Gli uffici devono essere facilitatori delle società e delle associazioni, sostenerle e accompagnarle nel loro percorso e nelle loro iniziative. 

Nell’assegnazione degli impianti sportivi va seguito un criterio di equità.

Cuneo deve guardare alle vallate, essere la città degli sport della montagna, in tutte le stagioni, negli sport invernali ed estivi e dare a questi settori una spinta e un contributo attivo.
Ci sono interventi prioritari che indichiamo di seguito, che necessitano di un intervento rapido, con particolare riferimento ad alcune grandi strutture:
-ristrutturazione e recupero completo dello stadio “F.lli Paschiero”, uno stadio
storico, intitolato ai fratelli alpini che morirono in Russia, che ospitò, tra l’altro, gli allenamenti della Nazionale di Vittorio Pozzo che vinse i mondiali del 1938 a Parigi.
-spostamento dello sferisterio da piazza Martiri ai poli sportivi.
-integrazione del polo natatorio con gli impianti di tennis.
-più aree sportive attrezzate per l’attività motoria e il gioco delle bocce.
-completare e rilanciare il polo canoistico che attende da molto tempo opere necessarie: controlli per la sicurezza, illuminazione, sistemazione dei parcheggi, ristrutturazione delle opere esistenti.
recupero delle aree sportive e dei campi da calcio più trascurati.

CUNEO E GLI ALPINI

Gli Alpini sono un fiore all’occhiello di Cuneo, una grande risorsa della Città. La nostra Amministrazione non perderà occasione per farla risaltare. 

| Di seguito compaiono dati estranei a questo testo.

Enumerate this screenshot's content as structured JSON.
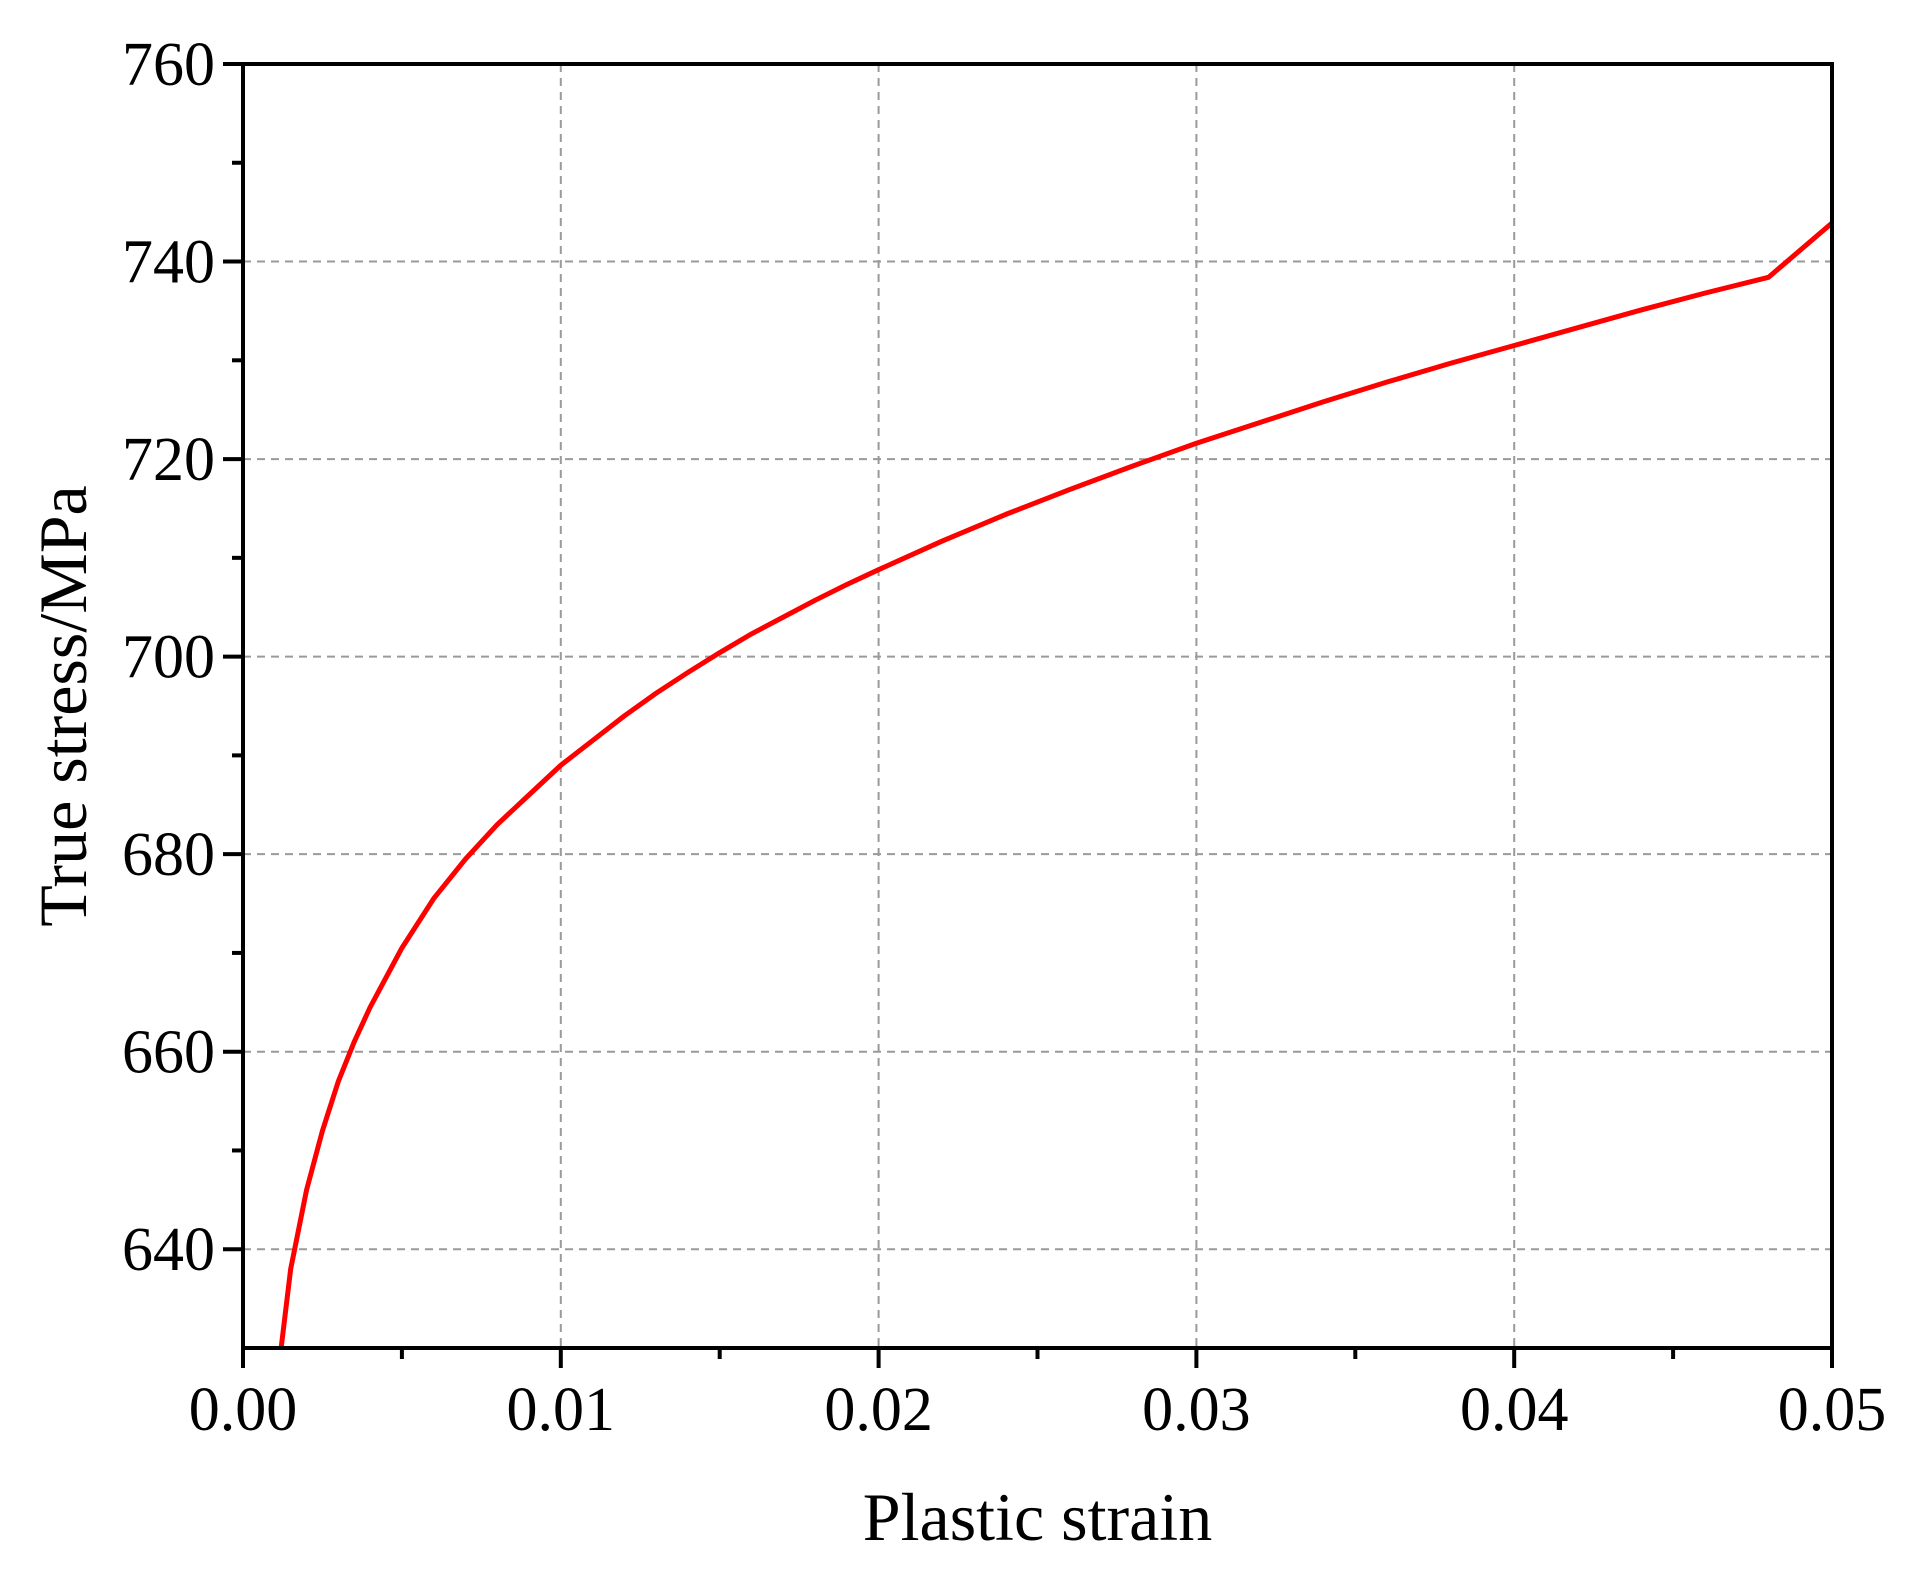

Seicento uomini e donne vivono, si addestrano e lavorano in città. Sono parte di noi, motivo di vanto e orgoglio. Sono professionisti d’avanguardia che portano in tutto il mondo capacità di intervento in ogni missione a cui partecipano. 

Il Secondo Reggimento Alpini fa parte a pieno titolo della nostra comunità e, con le sue tecnologie e una vasta esperienza, può essere una risorsa per la formazione e la preparazione dei giovani in vari settori della nostra comunità.